Add in whatever Goodwin did and that was pretty much what amounted to "fight" shown by the Longhorns on Saturday. Which wasn't fight at all, just a boorish and bush league approximation by a group trying to posture after executing what should be the minimum requirements to see the field not just at Texas, but at any program in the country.

It was a moral victory to see Adrian Phillips make a tackle late and then act like he had done so before.

That's what Texas football was on Saturday and it was absolutely embarrassing.

A picture

The touchdown pass to Trey Millard in the third quarter. The dangerous two H-back set in the backfield that gave Texas so much trouble in the rushing game. A straight-up defense called by Manny Diaz, all three linebackers biting hard on the play-fake, with Millard running free down the seam. It's what happens when the defense can't stop the run.

On the run blitzing

A similar play in the third quarter when Diaz tried to play straight up and Kendall Thompson and Steve Edmond were absolutely eaten up. So when the Longhorns weren't run blitzing, there was no chance of getting negative plays.

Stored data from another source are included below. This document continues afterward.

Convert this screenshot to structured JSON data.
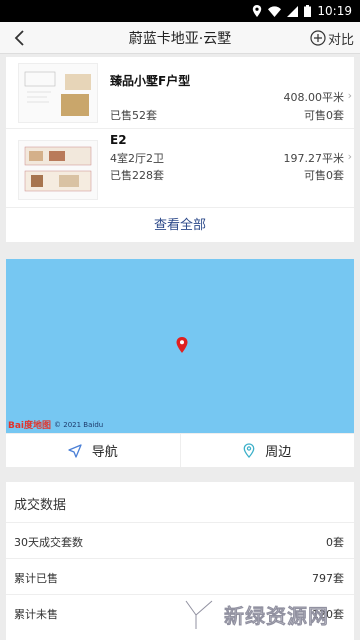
{
  "status_bar": {
    "time": "10:19"
  },
  "header": {
    "title": "蔚蓝卡地亚·云墅",
    "compare_label": "对比"
  },
  "units": [
    {
      "name": "臻品小墅F户型",
      "rooms": "",
      "area": "408.00平米",
      "sold": "已售52套",
      "available": "可售0套"
    },
    {
      "name": "E2",
      "rooms": "4室2厅2卫",
      "area": "197.27平米",
      "sold": "已售228套",
      "available": "可售0套"
    }
  ],
  "view_all_label": "查看全部",
  "map": {
    "logo": "Bai度地图",
    "copyright": "© 2021 Baidu"
  },
  "map_actions": {
    "navigate_label": "导航",
    "nearby_label": "周边"
  },
  "stats": {
    "title": "成交数据",
    "rows": [
      {
        "label": "30天成交套数",
        "value": "0套"
      },
      {
        "label": "累计已售",
        "value": "797套"
      },
      {
        "label": "累计未售",
        "value": "120套"
      }
    ]
  },
  "watermark": {
    "text": "新绿资源网",
    "sub": "www.xlhs.com"
  },
  "colors": {
    "accent_link": "#2d4a8a",
    "map_water": "#76c7f2",
    "pin": "#e02020",
    "nav_icon": "#4a7fd6",
    "nearby_icon": "#3cb0c9"
  }
}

Blame it on Diaz for not getting the young linebackers ready to play, blame it on a lack of ability to teach the fundamentals to those players. Whatever. It's a tangled web, with accountability needed on all sides.

This is the test of how Diaz responds to being more than a thinker of the game and proving that he can be a teacher of the game. In a bottom-line business, the bottom line is now that whatever teaching Diaz has been doing hasn't been effective and talking about getting it fixed not good enough, by a longshot.

The Texas run game was ineffective

The offensive line didn't respond well, the tight ends and fullback aren't adding much in the blocking game, and Joe Bergeron continues to miss holes. It's clear that the Longhorns dearly miss Malcolm Brown and his creative ability, but the issues go deeper. The apparent progress that was made during the offseason has steadily been set back as the offensive line struggles to create any holes.

The greatest likelihood is that it continues to be a personnel issue, with poor play from the supplementary blockers and an offensive line that isn't strong enough across the board to consistently create space against defenses that are sold out to stop the run. A tough task, even if it was one of the best groups in the country.

And when Texas tried to throw the ball early in the game, Ash was constantly under pressure in a way that he hasn't been since about this time last year and he didn't respond to it particularly well, reverting to throwing off his back foot at times and then forcing some throws.

Flat-out regression all around, prompting Brown to call the offense "inept" after the game.

Brandon Moore injured, taken to hospital

In the midst of the Texas meltdown, the Longhorns suffered a scary moment in the third quarter when junior defensive tackle Brandon Moore went down on the turf for a number of minutes as medical personnel won't to immobilize him and remove from from the field on a stretcher.

The word from the sideline was that Moore could move his upper body and the subsequent trip to the hospital turned pre-cautionary as a result of neck pain.

On replay, it appeared that Moore may have taken a shot to his neck and back leaning into a blocker and getting a bit over-extended on his back. Thoughts with him, obviously.

Are there any positives here?

Having become the resident sunshine pumper in recent weeks, it would be understandable to have some platitudes right now. There are none. Not about advanced metrics, quality of competition, issues Diaz has to work around on the defense. None.

It's a day when there are few reactions to such a debacle that are too extreme. It's pretty much all on the table at this point, just try to behave yourselves a little bit in the comment section.